Here it appears the 2 Vector dot product is actually faster. The “Templated Dot Product” is just Mark Harris’ Optimizing Parallel Reduction in CUDA with two vectors. The other dot product is a simple loop which performs a single sum per thread, reducing the vector in half per accumulation iteration. The Product Kernel then Templated Reduce tries to perform an element-wise multiplication followed by the templated reduce. It’s odd that that’s slower in my opinion, but whatever.

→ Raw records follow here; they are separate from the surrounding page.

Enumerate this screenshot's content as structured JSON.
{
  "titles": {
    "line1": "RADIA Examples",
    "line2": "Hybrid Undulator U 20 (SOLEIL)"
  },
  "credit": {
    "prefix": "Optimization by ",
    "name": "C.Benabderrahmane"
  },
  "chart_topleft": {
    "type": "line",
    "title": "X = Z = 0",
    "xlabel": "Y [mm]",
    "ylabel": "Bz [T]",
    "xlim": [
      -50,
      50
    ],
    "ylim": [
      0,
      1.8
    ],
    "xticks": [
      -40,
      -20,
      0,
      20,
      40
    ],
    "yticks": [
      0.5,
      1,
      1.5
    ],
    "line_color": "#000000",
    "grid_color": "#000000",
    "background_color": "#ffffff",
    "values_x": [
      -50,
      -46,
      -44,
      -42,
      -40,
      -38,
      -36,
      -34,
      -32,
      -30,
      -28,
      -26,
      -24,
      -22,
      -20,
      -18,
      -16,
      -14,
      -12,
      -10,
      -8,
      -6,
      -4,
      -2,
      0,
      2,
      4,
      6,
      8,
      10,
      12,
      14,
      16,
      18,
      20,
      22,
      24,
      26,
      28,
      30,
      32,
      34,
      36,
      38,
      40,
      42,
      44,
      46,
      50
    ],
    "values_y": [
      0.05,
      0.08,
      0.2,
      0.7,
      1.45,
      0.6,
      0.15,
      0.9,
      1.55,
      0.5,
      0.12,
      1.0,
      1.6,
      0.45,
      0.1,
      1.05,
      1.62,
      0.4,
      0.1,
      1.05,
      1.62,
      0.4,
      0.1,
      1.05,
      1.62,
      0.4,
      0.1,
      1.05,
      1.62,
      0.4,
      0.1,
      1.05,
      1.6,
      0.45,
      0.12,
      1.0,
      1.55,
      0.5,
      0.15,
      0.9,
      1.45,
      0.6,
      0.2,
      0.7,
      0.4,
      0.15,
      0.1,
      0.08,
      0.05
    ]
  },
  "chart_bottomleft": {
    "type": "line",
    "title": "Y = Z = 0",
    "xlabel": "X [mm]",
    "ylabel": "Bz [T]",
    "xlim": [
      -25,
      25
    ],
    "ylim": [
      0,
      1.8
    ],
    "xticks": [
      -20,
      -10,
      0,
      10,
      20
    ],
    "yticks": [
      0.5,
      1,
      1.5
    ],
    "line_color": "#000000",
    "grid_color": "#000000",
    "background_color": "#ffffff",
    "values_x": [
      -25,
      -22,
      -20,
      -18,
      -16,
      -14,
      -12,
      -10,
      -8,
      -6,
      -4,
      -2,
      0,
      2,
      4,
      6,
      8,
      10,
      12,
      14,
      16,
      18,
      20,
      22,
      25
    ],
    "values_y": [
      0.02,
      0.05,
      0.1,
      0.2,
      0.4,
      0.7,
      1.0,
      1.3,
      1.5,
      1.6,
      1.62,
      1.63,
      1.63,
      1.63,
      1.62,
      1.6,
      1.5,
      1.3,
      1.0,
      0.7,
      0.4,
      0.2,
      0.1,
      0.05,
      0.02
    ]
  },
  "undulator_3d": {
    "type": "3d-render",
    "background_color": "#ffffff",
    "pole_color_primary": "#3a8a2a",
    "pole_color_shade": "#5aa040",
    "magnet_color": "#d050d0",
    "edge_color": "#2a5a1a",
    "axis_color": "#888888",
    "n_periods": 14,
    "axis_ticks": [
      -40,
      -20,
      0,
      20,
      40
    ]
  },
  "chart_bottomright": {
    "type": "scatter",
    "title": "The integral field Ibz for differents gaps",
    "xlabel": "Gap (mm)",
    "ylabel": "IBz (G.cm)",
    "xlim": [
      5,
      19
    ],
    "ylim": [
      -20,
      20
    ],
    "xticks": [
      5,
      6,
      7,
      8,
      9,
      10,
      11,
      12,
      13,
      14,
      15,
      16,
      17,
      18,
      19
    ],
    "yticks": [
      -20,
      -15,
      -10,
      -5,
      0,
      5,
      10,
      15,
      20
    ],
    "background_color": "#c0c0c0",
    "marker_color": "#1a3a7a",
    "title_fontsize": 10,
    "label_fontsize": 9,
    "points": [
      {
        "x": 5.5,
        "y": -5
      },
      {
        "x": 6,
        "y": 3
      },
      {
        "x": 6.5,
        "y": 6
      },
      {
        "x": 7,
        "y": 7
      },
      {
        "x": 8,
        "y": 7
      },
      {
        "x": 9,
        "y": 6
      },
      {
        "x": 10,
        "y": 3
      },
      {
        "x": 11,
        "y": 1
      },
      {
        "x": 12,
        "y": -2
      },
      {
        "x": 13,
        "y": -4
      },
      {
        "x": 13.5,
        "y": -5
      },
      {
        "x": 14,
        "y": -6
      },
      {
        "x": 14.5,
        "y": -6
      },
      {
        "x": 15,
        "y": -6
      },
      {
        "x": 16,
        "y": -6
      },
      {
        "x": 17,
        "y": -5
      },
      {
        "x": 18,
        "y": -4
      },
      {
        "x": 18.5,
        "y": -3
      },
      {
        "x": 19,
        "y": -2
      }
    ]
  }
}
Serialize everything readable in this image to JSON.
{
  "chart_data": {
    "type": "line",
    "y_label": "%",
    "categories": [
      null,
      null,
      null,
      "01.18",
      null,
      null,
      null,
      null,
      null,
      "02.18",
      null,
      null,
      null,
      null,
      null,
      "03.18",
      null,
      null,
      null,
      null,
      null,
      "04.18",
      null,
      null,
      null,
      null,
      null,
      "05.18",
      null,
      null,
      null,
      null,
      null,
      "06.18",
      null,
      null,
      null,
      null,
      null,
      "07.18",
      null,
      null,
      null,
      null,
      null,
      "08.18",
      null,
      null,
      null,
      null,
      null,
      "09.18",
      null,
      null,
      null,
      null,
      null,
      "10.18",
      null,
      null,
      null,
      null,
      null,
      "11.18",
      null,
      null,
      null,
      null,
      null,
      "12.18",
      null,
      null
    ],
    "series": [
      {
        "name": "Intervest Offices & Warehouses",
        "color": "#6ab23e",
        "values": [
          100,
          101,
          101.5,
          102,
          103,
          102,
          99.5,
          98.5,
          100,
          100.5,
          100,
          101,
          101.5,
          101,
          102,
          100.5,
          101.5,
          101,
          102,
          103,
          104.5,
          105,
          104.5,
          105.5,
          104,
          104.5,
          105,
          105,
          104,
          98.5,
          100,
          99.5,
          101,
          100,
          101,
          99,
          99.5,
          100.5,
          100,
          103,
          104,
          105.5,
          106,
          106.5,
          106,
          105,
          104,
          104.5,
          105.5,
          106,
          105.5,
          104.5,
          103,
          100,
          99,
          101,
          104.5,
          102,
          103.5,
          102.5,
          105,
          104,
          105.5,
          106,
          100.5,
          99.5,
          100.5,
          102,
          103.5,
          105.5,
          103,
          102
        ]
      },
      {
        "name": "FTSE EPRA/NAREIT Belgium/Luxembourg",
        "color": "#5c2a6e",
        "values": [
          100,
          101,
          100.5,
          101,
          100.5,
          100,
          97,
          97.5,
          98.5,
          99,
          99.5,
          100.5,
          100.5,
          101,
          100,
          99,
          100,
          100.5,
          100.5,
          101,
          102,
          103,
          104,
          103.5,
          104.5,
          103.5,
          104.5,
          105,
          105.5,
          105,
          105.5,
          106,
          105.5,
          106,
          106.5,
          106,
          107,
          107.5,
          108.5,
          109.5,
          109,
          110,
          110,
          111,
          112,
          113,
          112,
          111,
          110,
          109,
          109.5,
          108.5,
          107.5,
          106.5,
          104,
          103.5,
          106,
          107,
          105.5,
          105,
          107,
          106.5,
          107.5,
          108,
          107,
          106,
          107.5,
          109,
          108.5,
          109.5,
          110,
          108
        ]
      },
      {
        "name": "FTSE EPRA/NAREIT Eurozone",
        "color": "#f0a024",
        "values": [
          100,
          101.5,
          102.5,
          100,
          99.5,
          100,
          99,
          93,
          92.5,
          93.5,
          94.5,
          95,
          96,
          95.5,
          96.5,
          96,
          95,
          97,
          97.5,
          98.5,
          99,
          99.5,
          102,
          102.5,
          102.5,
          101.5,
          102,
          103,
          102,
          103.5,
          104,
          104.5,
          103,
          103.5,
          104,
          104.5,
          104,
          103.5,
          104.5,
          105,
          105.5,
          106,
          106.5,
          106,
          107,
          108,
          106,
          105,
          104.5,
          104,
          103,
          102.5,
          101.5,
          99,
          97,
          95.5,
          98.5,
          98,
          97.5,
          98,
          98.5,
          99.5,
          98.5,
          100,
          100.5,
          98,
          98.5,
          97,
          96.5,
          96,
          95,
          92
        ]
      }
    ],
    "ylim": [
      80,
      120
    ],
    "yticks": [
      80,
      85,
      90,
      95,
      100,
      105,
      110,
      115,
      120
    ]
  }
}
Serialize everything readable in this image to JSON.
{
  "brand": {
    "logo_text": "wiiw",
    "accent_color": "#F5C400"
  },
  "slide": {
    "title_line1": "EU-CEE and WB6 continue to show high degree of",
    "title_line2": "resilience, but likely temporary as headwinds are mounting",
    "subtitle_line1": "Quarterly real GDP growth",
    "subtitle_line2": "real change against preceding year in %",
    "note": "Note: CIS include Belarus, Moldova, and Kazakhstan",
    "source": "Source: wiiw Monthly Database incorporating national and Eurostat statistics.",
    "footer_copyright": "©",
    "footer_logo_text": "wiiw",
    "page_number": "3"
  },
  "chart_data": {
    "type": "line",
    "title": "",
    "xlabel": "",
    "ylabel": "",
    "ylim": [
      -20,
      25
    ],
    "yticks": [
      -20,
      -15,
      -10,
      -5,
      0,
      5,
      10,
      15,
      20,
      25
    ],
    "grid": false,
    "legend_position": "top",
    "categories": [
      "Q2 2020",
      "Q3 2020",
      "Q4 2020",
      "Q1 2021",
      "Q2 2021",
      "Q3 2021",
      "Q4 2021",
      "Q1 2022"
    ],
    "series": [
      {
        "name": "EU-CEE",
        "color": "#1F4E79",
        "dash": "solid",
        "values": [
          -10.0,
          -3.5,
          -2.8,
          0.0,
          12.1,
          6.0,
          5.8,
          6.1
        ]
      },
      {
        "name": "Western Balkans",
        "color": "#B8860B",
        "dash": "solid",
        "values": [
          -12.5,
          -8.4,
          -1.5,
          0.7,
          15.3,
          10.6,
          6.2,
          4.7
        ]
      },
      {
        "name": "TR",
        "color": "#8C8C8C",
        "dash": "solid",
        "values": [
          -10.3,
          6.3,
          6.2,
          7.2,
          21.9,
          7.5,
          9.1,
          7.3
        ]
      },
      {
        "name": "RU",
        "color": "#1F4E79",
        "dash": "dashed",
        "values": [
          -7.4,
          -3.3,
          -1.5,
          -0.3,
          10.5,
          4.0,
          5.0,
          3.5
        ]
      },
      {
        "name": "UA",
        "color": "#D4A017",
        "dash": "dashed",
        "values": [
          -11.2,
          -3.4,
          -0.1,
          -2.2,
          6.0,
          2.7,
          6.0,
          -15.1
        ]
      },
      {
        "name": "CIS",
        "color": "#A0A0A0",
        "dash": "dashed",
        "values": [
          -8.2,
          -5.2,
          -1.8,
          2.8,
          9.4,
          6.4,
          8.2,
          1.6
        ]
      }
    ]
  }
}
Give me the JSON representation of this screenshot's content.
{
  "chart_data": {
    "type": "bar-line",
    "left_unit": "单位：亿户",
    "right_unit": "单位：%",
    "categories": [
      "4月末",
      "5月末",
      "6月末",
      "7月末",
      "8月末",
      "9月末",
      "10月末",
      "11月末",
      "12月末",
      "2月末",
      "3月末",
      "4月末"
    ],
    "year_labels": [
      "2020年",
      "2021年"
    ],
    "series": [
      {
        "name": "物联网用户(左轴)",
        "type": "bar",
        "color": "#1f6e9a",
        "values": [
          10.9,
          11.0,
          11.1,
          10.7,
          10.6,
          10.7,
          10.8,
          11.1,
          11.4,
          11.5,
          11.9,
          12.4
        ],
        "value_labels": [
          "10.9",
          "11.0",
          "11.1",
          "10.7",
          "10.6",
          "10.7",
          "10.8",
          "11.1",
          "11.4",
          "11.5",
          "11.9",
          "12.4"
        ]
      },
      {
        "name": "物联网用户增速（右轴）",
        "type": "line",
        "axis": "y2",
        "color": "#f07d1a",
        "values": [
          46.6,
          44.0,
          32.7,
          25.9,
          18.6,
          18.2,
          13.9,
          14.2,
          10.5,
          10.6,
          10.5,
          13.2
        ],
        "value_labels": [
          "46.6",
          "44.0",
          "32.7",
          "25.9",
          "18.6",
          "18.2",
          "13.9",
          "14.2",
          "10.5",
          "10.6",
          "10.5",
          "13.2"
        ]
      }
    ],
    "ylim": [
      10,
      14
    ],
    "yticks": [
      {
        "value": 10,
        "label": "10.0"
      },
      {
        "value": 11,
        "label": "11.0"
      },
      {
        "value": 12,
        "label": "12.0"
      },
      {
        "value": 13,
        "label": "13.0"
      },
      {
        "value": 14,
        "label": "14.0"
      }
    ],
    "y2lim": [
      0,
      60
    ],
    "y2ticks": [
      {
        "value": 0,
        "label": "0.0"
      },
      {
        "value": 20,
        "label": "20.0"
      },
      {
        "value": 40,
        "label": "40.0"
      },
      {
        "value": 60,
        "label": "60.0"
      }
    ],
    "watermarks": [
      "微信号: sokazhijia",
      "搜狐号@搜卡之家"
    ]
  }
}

Also interesting to note is that Eigen is lazy; I had to print the values of the dot products at the end and then remove that last field when analyzing the data just to get the timings right.
Conclusion
My main conclusion was that once you get to vectors at or above lengths of 100,000, CUDA is an excellent choice for matrix math. Below that though you can stick to libraries like Eigen which optimize code very very well. There’s lots of different optimizations you can do, but the main thing is optimizing memory bandwidth and distributing enough work across all of the multiprocessors.